Cron lui-même journalise ses déclenchements. Selon la distribution :

grep CRON /var/log/syslog        # Debian / Ubuntu
journalctl -u cron --since today # systèmes avec journald

Ces lignes prouvent que cron a lancé la tâche — même si celle-ci a ensuite échoué.

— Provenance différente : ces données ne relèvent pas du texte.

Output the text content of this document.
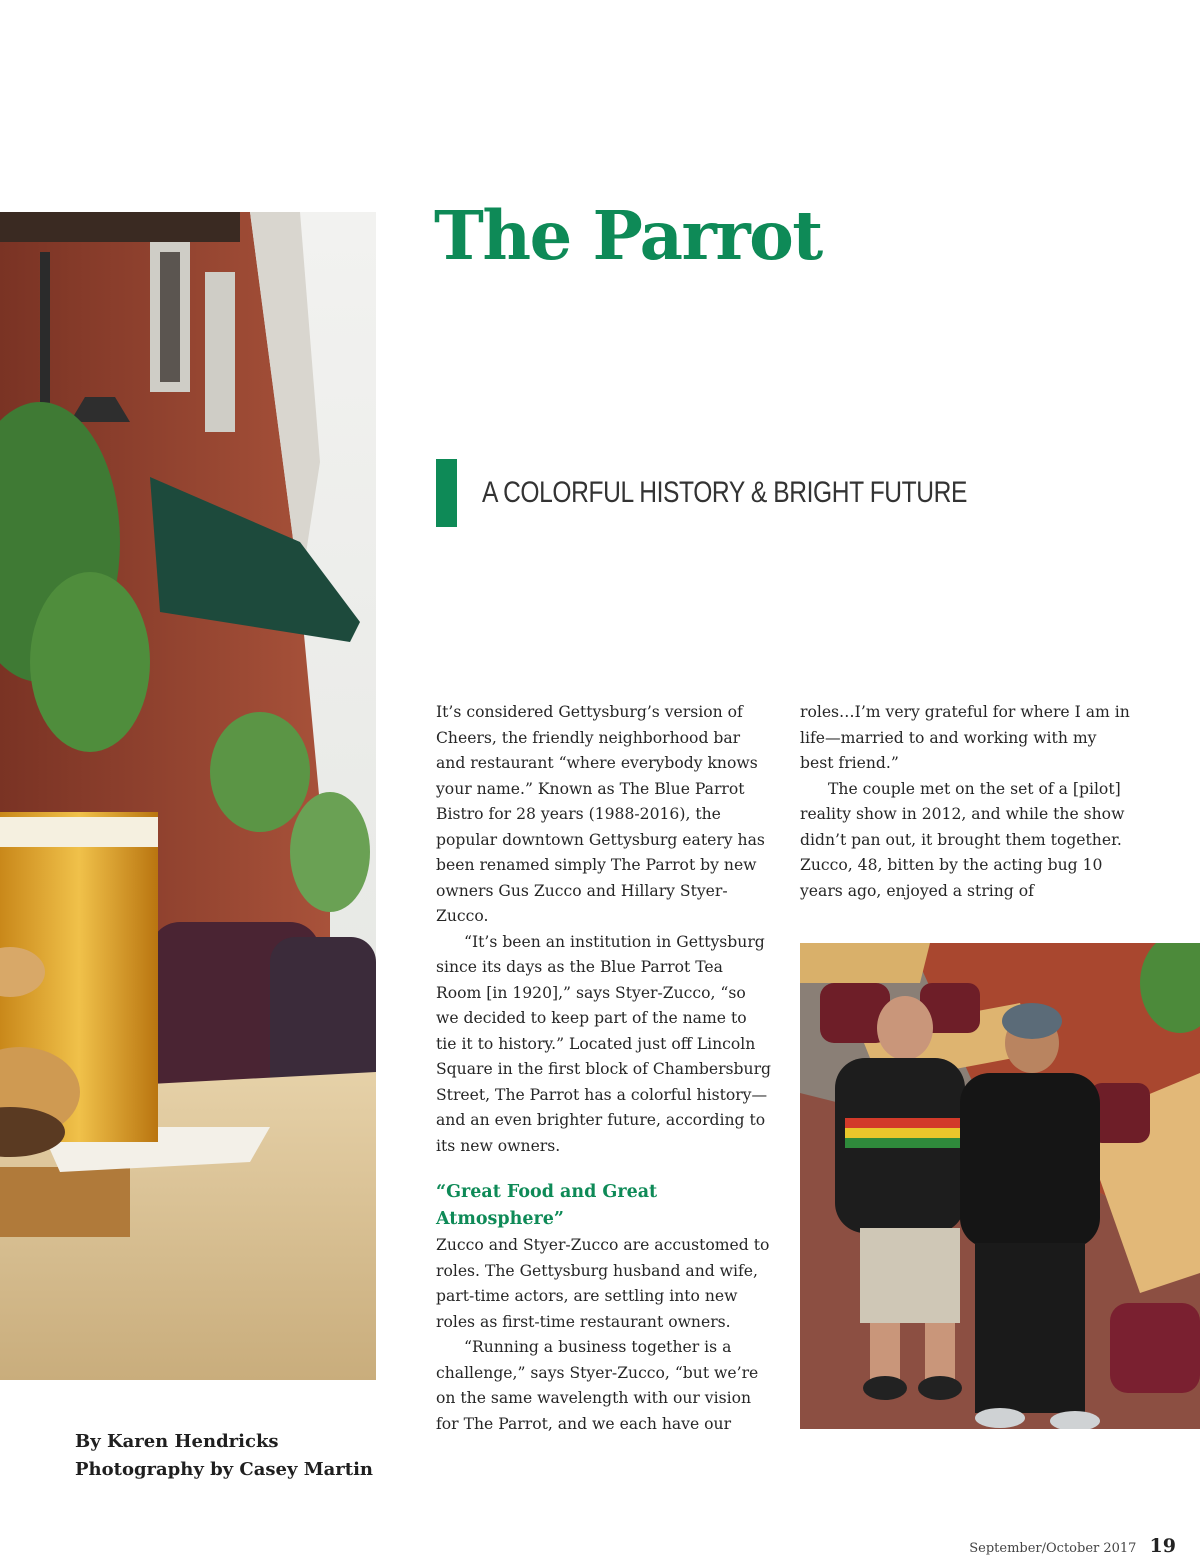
The Parrot
A COLORFUL HISTORY & BRIGHT FUTURE

It’s considered Gettysburg’s version of Cheers, the friendly neighborhood bar and restaurant “where everybody knows your name.” Known as The Blue Parrot Bistro for 28 years (1988-2016), the popular downtown Gettysburg eatery has been renamed simply The Parrot by new owners Gus Zucco and Hillary Styer-Zucco.

“It’s been an institution in Gettysburg since its days as the Blue Parrot Tea Room [in 1920],” says Styer-Zucco, “so we decided to keep part of the name to tie it to history.” Located just off Lincoln Square in the first block of Chambersburg Street, The Parrot has a colorful history—and an even brighter future, according to its new owners.

“Great Food and Great Atmosphere”

Zucco and Styer-Zucco are accustomed to roles. The Gettysburg husband and wife, part-time actors, are settling into new roles as first-time restaurant owners.

“Running a business together is a challenge,” says Styer-Zucco, “but we’re on the same wavelength with our vision for The Parrot, and we each have our

roles…I’m very grateful for where I am in life—married to and working with my best friend.”

The couple met on the set of a [pilot] reality show in 2012, and while the show didn’t pan out, it brought them together. Zucco, 48, bitten by the acting bug 10 years ago, enjoyed a string of

By Karen Hendricks
Photography by Casey Martin
September/October 2017 19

Dépanner une tâche qui ne part pas

Une méthode fiable, dans l’ordre :

  1. Le service tourne-t-il ? systemctl status cron (ou crond sur Red Hat/Fedora).
  2. La ligne est-elle valide ? Chaque tâche doit finir par un saut de ligne ; une crontab dont la dernière ligne n’a pas de retour chariot peut être ignorée.
  3. Reproduire l’environnement de cron pour révéler les problèmes de PATH :
env -i /bin/bash -c '/usr/bin/python3 /home/alice/scripts/rapport.py'

env -i vide l’environnement, comme le fait cron. Si la commande casse ici alors qu’elle marche dans votre shell, le coupable est un chemin ou une variable manquante.

  1. Vérifier les permissions : le script doit être exécutable (chmod +x) et appartenir au bon utilisateur.
  2. Consulter les logs créés au point précédent.

Alternative moderne : les systemd timers

Sur les systèmes récents, systemd propose les timers, une alternative à cron. C’est plus verbeux (deux fichiers, un .service et un .timer) mais plus puissant : logs centralisés dans journalctl, dépendances entre unités, exécution rattrapée si la machine était éteinte (Persistent=true), et déclencheurs relatifs comme « 15 minutes après le démarrage ».

Un timer minimal, dans /etc/systemd/system/backup.timer :

[Unit]
Description=Sauvegarde quotidienne

[Timer]
OnCalendar=*-*-* 03:15:00
Persistent=true

[Install]
WantedBy=timers.target

Activation :

sudo systemctl enable --now backup.timer
systemctl list-timers        # voir les prochains déclenchements

Pour une tâche simple et personnelle, cron reste imbattable de concision. Pour du service critique sur un serveur, les timers offrent une meilleure traçabilité.

En résumé

Cron tient en une règle mentale : cinq champs (minute, heure, jour du mois, mois, jour de semaine) puis une commande. Le reste n’est que rigueur — chemins absolus, environnement explicite, sortie redirigée vers un log. La majorité des « bugs cron » ne sont pas des bugs de cron mais des différences d’environnement, que la commande env -i révèle en dix secondes. Commencez par planifier votre tâche la plus répétitive, vérifiez son log le lendemain, et étendez au fil de vos besoins.